Fishermen compete with black sea bass for coveted lobster

You may soon notice black sea bass for a low price at the fish market.

HOLYOKE, Mass. (WWLP) – Lobstermen have some competition: Black sea bass are also preying on the valuable supply of lobsters off the coast of New England. That’s prompted fishermen to urge federal regulators from the National Oceanic and Atmospheric Administration’s Atlantic States Marine Fisheries Commission to lift restrictions on fishing black sea bass. By catching more of the species, they also reduce the competition for lobster.

Schermerhorn’s Seafood Owner Mike Fitzgerald doesn’t think customers will have an appetite for black sea bass. “We don’t have any real need for black sea bass. We certainly have a need for lobsters,” he said. “I don’t see too many people that are willing to jump all over different species. They know what they like and they pretty much come back for it…For us, it’s swordfish, haddock, cod, lobsters, steamers.”
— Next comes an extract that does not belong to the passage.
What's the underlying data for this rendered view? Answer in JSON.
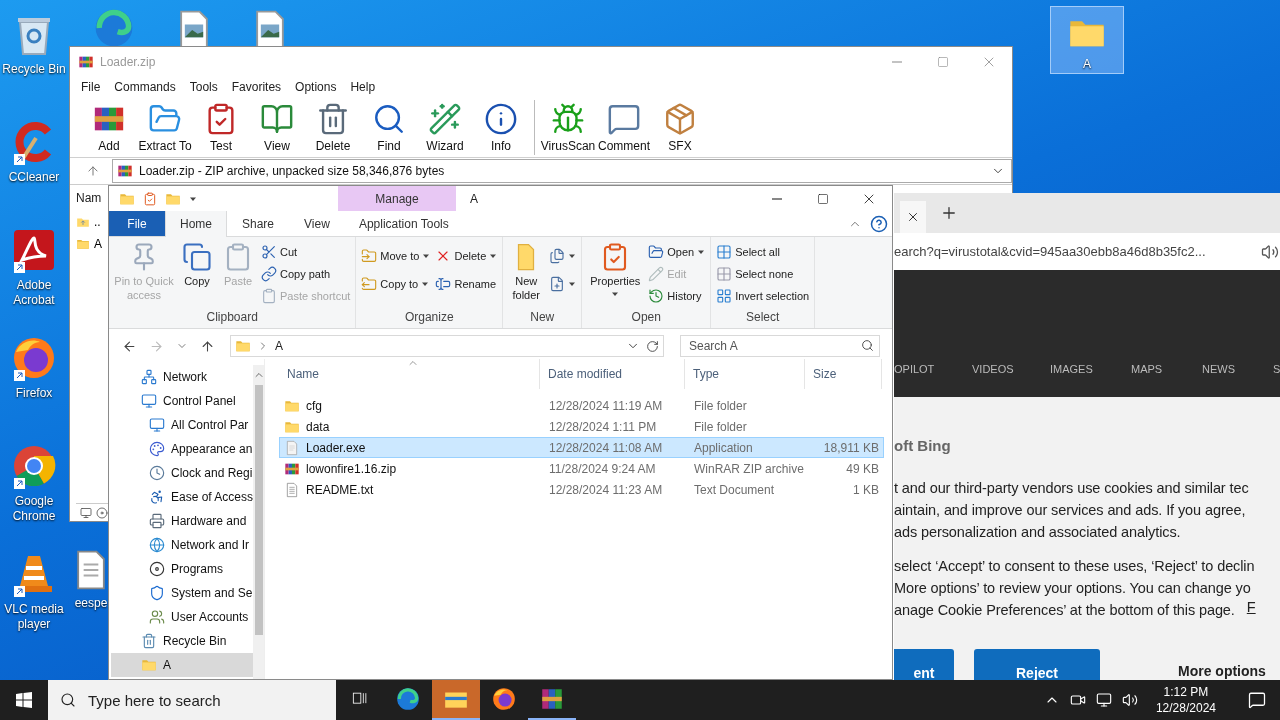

According to federal data from 2013, black sea bass had a record catch year, bringing in 8.5 million dollars. However, that same year, lobster generated a record 460 million dollars. This year, fishermen said they’re noticing record low lobster populations in Southern New England.

It’s not just about lobster. NOAA has placed strict restrictions on several popular groundfish like haddock and cod, making it almost impossible for cod to be sold at reasonable prices. Maine closed its cod fishing season in August and added restrictions on haddock. It’s an effort to prevent overfishing, allowing the species to repopulate. Fitzgerald said his haddock supply at Schermerhorn’s is strong, but it’s not caught locally. It comes from Canada. He said he predicts markets will be forced to buy farm-raised seafood as the demand continues for popular species, but the restrictions are stricter.

“In the long term, if we’re going to protect the health of the oceans, we’re probably going to have more farm raised fish, but we’ll probably have to do that so the farms themselves aren’t a problem in creating pollution,” said Frank Lowenstein of Sheffield. He said he’s noticed a limited supply and higher prices.

The fishing industry is volatile: Fitzgerald said prices can change daily, and it all depends on the catch, weather and these federal restrictions.